The Republican Convention 2000 in Philadelphia was supposed to be the first political convention held wholly in the Internet Age, the first to be subject to the scrutiny of 24-hour Web cams and digital wrist cameras, the first to become instant fodder for chat room debates. It was supposed to be thrilling, injecting new hunt into an old dog.
But the Internet convention coverage was a technological embarrassment. Watching the gavel-to-gavel streaming video, for example, was about as pleasurable as being tied in an upright chair and forced to view scratchy home movies all night long — reel after reel of the most boring family on the block.
If that’s all there is, my friend, to the most modern, up-to-the-nano-second, cutting edge new media experience, I can safely say the only “interactive kiosk” I want to visit from now on is a hot dog stand. At least until broadband arrives — hopefully by 2004 — and makes the glitch-filled exercise in Philadelphia look like a dress rehearsal. See you next time.
Halftime Fare
The new media enthusiasts seemed to forget one critical fact when they spread all the hype around: The modern political convention lacks drama. Average Americans are used to getting some entertainment value with their news, and today’s political convention is about as gripping as an infomercial.
The presidential candidates of both parties were chosen months ago, so the conventions are little more than bland coming-out parties designed to supply a boost in the polls as they enter the home stretch of the campaign. They offer up less suspense than a typical movie-of-the-week, but with inferior production values and, sadly, no Loni Anderson.
That’s why the networks have given up on them; ABC covered the opening night of the GOP convention during halftime of a football game. It plans to do the same for the Democrats.
A Shining Example
So there wasn’t much to work with inside the Philadelphia convention hall, a fact made more obvious as the media horde badgered the 4,100 delegates to cough up something other than an echo of the same tired party line. But the networks and mainstream reporters did a disservice to the public by adopting a yawning attitude toward the event. Just because the GOP decided to serve up the same old dish, it did not follow that there was nothing else on the menu.
Fortunately, at least one of the new media outfits supplied an example of good, energetic journalism. The Philadelphia Independent Media Center provided the only reporting that came close to showing the potential of the Internet to operate outside the box. The not-for-profit organization accomplished that feat by using the democratic principles the Internet encourages while doing the only thing possible to find news — leaving the convention hall.
The IMC provided ongoing, in-depth coverage of the dozens of passionate street protests that resulted in hundreds of people being carted off to jail.
Simple, Relevant Themes
It is true that if one political convention looks like another, then one political protest can look like another. And if your political leanings are a little to the right, you might have found the IMC’s coverage insulting, irrelevant or both.
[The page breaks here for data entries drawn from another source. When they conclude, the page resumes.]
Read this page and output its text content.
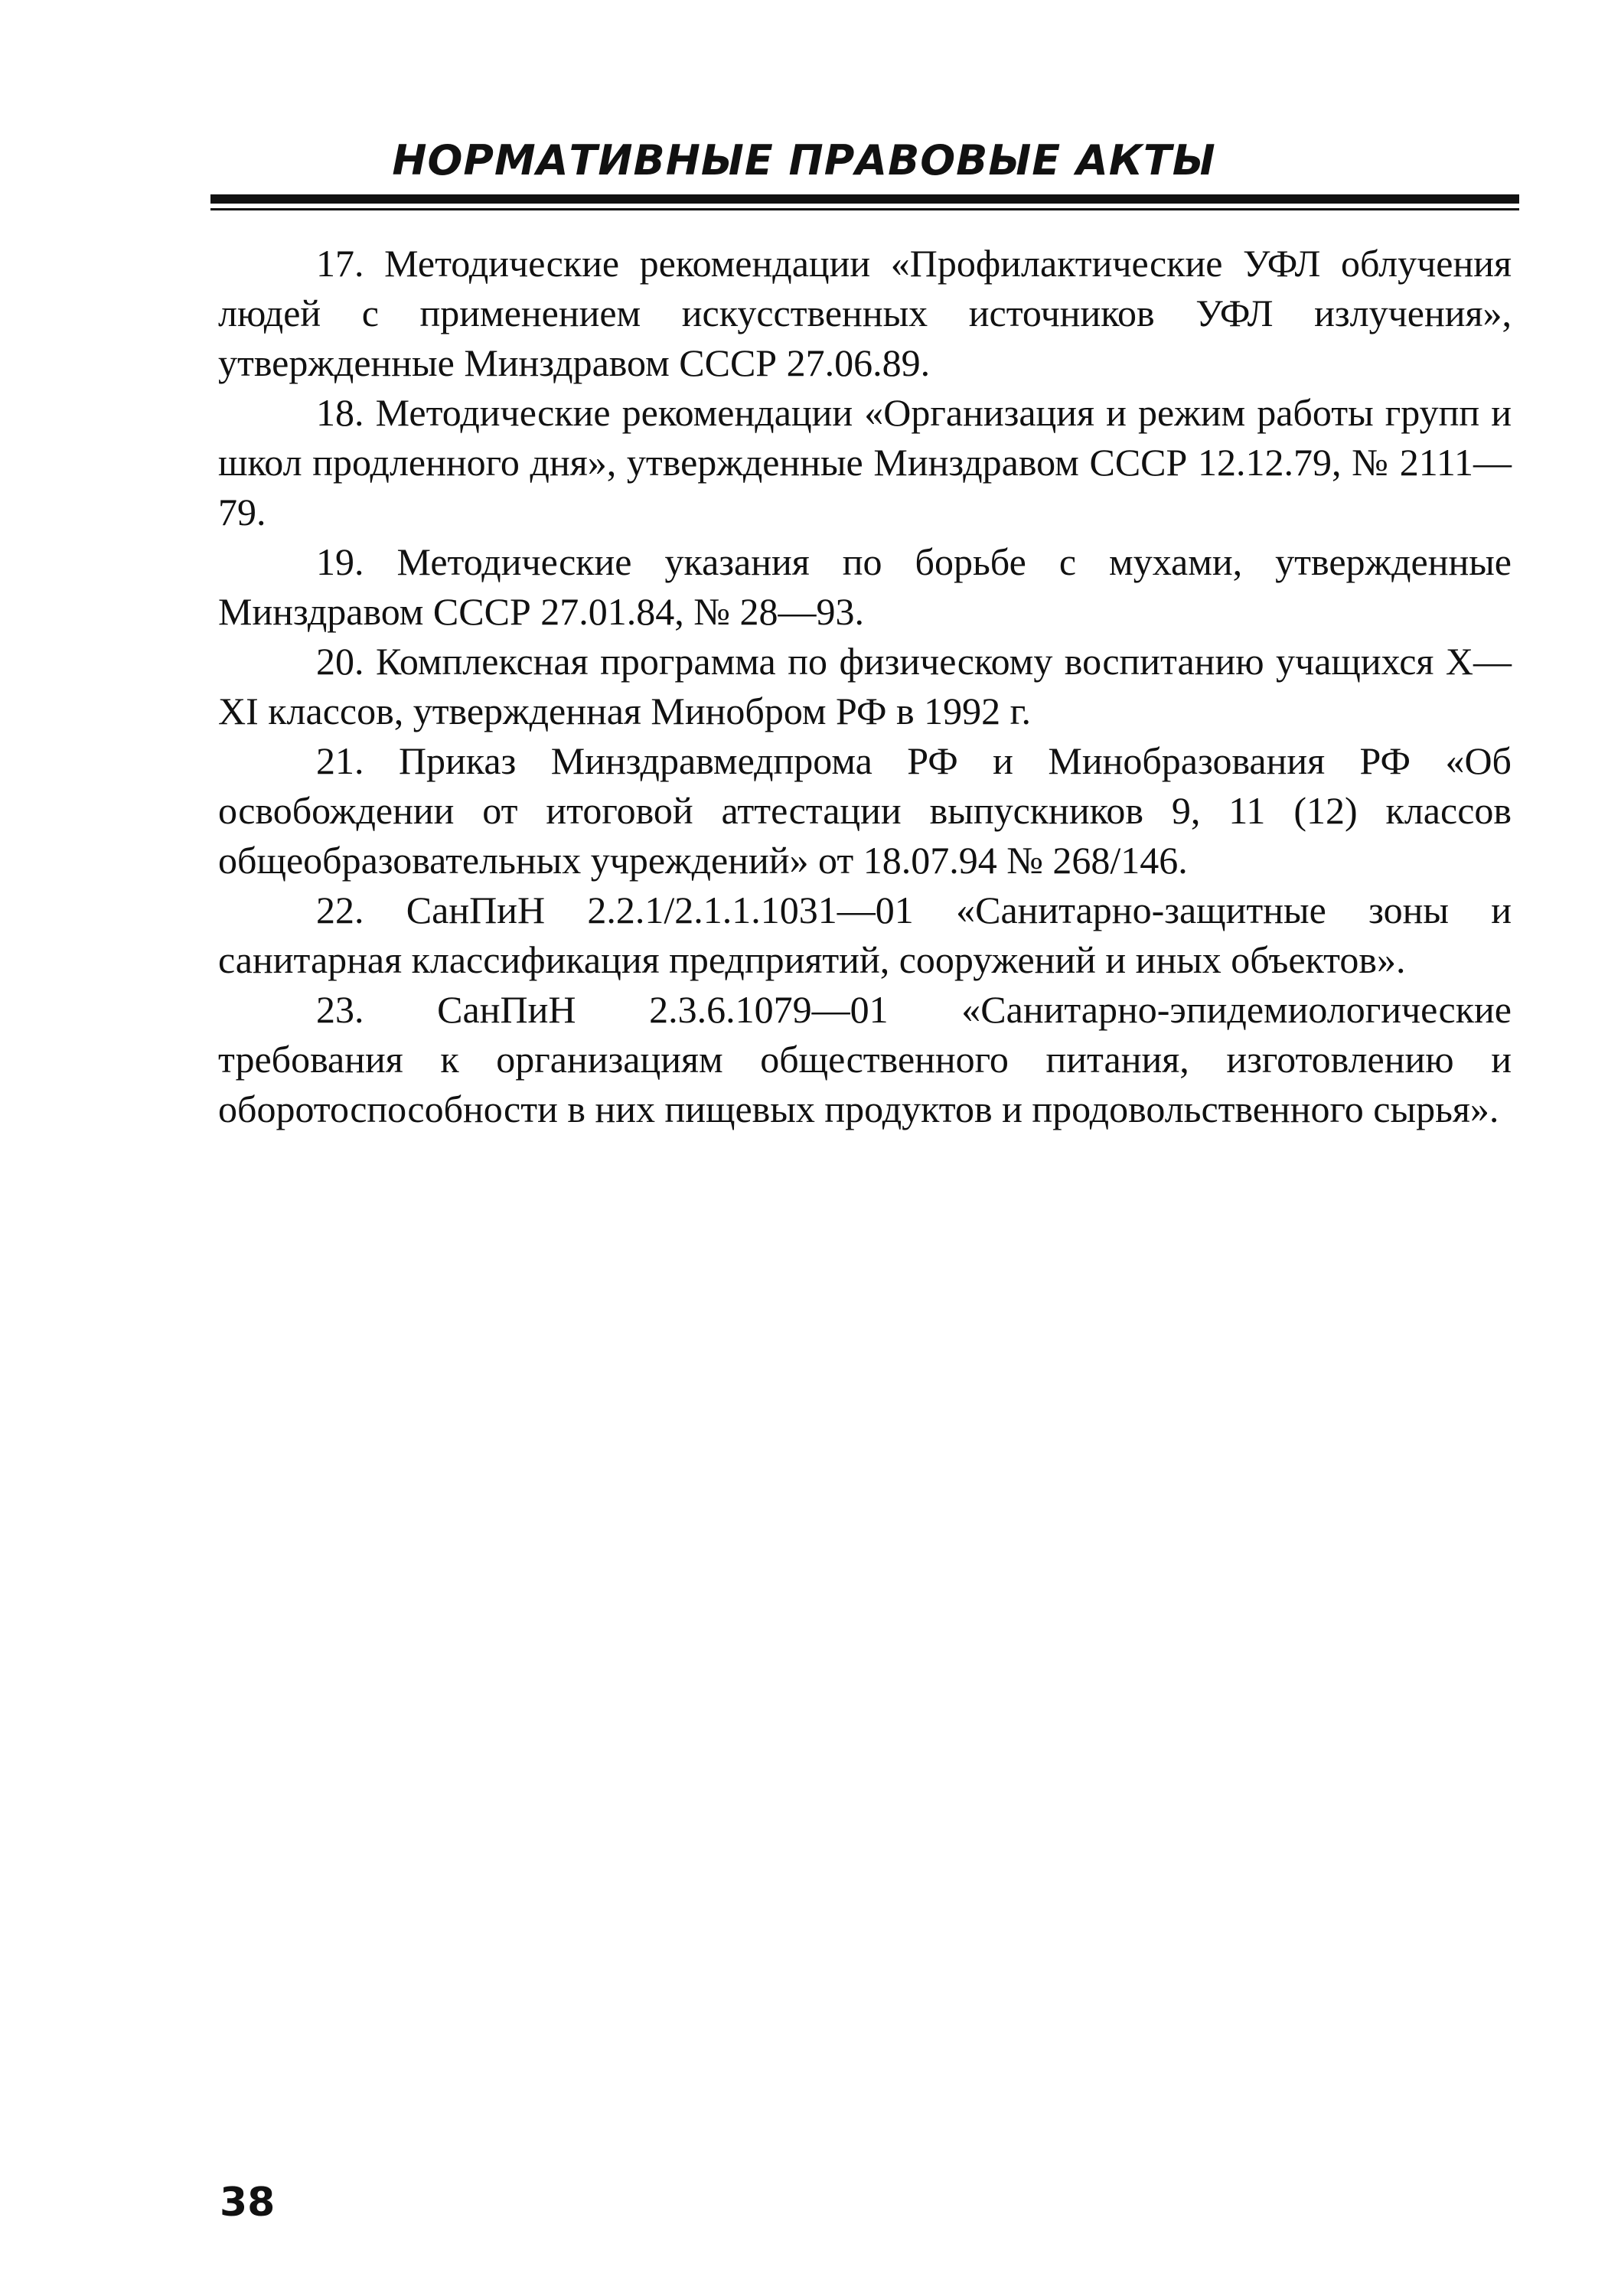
НОРМАТИВНЫЕ ПРАВОВЫЕ АКТЫ

17. Методические рекомендации «Профилактические УФЛ облучения людей с применением искусственных источников УФЛ излучения», утвержденные Минздравом СССР 27.06.89.

18. Методические рекомендации «Организация и режим работы групп и школ продленного дня», утвержденные Минздравом СССР 12.12.79, № 2111—79.

19. Методические указания по борьбе с мухами, утвержденные Минздравом СССР 27.01.84, № 28—93.

20. Комплексная программа по физическому воспитанию учащихся X—XI классов, утвержденная Минобром РФ в 1992 г.

21. Приказ Минздравмедпрома РФ и Минобразования РФ «Об освобождении от итоговой аттестации выпускников 9, 11 (12) классов общеобразовательных учреждений» от 18.07.94 № 268/146.

22. СанПиН 2.2.1/2.1.1.1031—01 «Санитарно-защитные зоны и санитарная классификация предприятий, сооружений и иных объектов».

23. СанПиН 2.3.6.1079—01 «Санитарно-эпидемиологические требования к организациям общественного питания, изготовлению и оборотоспособности в них пищевых продуктов и продовольственного сырья».

38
But to others, the vehement outpouring of emotion on the part of working-class Philadelphians over the anti-labor policies of the Republican party provided an interesting sub-plot for a bland feature presentation.
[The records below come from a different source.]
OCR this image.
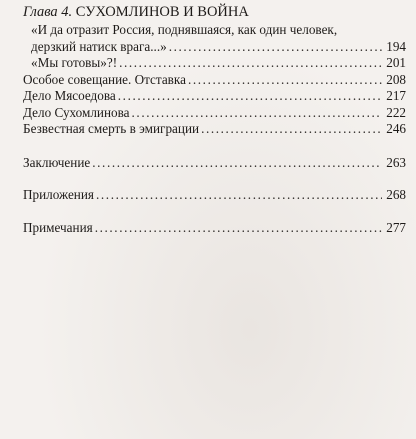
Глава 4. СУХОМЛИНОВ И ВОЙНА
«И да отразит Россия, поднявшаяся, как один человек,
дерзкий натиск врага...» .....	194
«Мы готовы»?! .....	201
Особое совещание. Отставка .....	208
Дело Мясоедова .....	217
Дело Сухомлинова .....	222
Безвестная смерть в эмиграции .....	246
Заключение .....	263
Приложения .....	268
Примечания .....	277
The Philadelphia demonstrations differed from the protests that marred the WTO meetings in Seattle and the World Bank/International Monetary Fund meetings in Washington, D.C. While those disruptions were precipitated by dissent on somewhat hazy global issues, the protests in Philadelphia called attention to starkly clear and relevant themes appropriate for the occasion of a Republican convention.
The demonstraters railed against poverty, homelessness, lack of health care, and discrimination toward minorities — some of the critical issues the “compassionate conservative” Republicans have been saying they want to tackle.
Motley Collection of Independents
The Philadelphia IMC was formed specifically to report on the demonstrations in Philadelphia, following the events that took place in the streets during the WTO and World Bank/IMF affairs.
“The Philadelphia IMC was formed to provide an alternative to the inevitably and unavoidably biased corporate media coverage of the GOP convention,” the IMC site says.
The IMC is a collection of independent journalists and news organizations and anyone else who wants to get involved. Anyone could have posted a news story to the site. The front page stories that got the most play, and therefore the most readership, were decided by an “editorial collective” that was open to public participation.
The Un-Convention
Among the headlines and links on the site’s front page are: “Call to Action,” “Torturous conditions in Philly jail,” and “The Media only tell you what they want you to know.”
The IMC featured 24-hour Web radio and produced two daily TV news shows via a satellite donated by Free Speech TV. The name of its online newspaper is “The Un-Convention.”
While the IMC did not report anything as compelling as the violent upheaval of the 1968 Democratic Convention, for many, the coverage of the action in Philadelphia’s streets hit closer to home than what was said behind the podium in the convention hall.
The big Year 2000 Internet revolution that was supposed to change journalism and politics never came off. But the first shot was fired by a revolutionary little news site got that did something truly different in political convention coverage: It got off its duff and followed the scent of real news.